On a remote Scottish island in 1949, Iain MacTavish and Leigh Welles have returned for different but equally tragic reasons. Iain has survived his service as a Royal Air Force fighter pilot with his sanity only barely intact; Leigh has returned to bury her father, after failing to make a life in the big city (Edinburgh). It’s October, which the locals know as the time of the sluagh – menacing spirits who escort lost souls from this world to the next. On the unnamed island (from the author’s hints, it seems to be located somewhere in the Orkneys), the sluagh take the form of dark, crow-like birds who flock in their thousands to the moors and crags, perching in threes wherever one looks, menacing the living human population with a constant reminder of loss and the thinness of the veil between the dead and the living. Because World War II has cut so many souls prematurely and traumatically adrift, the usual anxiety of the season is heightened unbearably; even worse, young Hugo McClare this year has desecrated the islanders’ annual ritual of protection from haunting by killing one of the hated birds.

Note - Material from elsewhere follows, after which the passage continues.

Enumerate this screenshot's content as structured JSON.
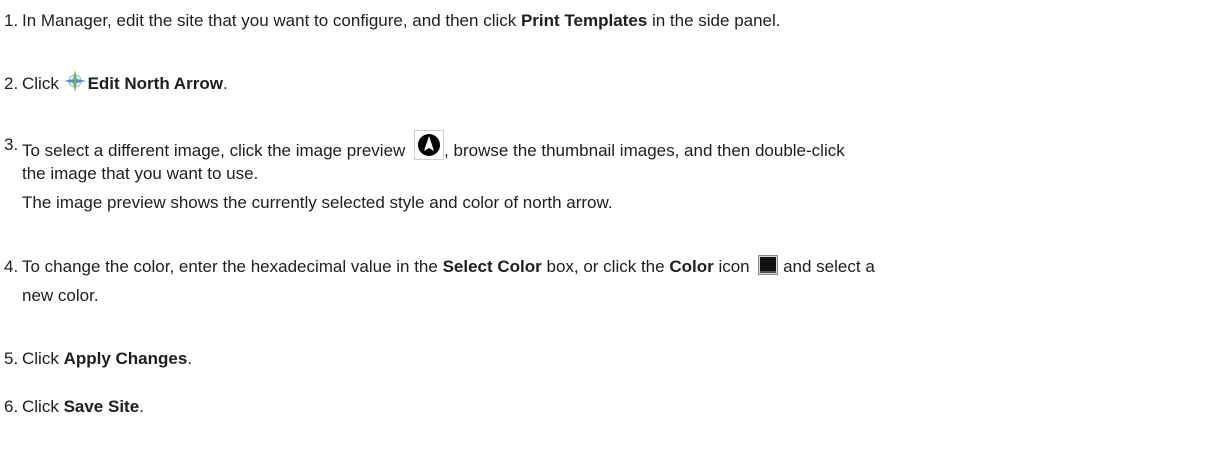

Leigh and Iain join forces to search for Hugo, gone missing after his terrible act, and in the process realize that something even worse than the sluagh stalks the island. Seckel painstakingly reveals the islanders’ secrets one by one, as we experience this worst of all Octobers from the point of view of various characters (but mostly Iain and Leigh). Although the subject matter is painful, the prose is so lyrical and tender that the tone is never oppressive. Seckel’s descriptions of the landscape’s wild beauty, and her affection for its inhabitants, are so vivid that the reader empathizes easily with Leigh’s fierce determination to save her home.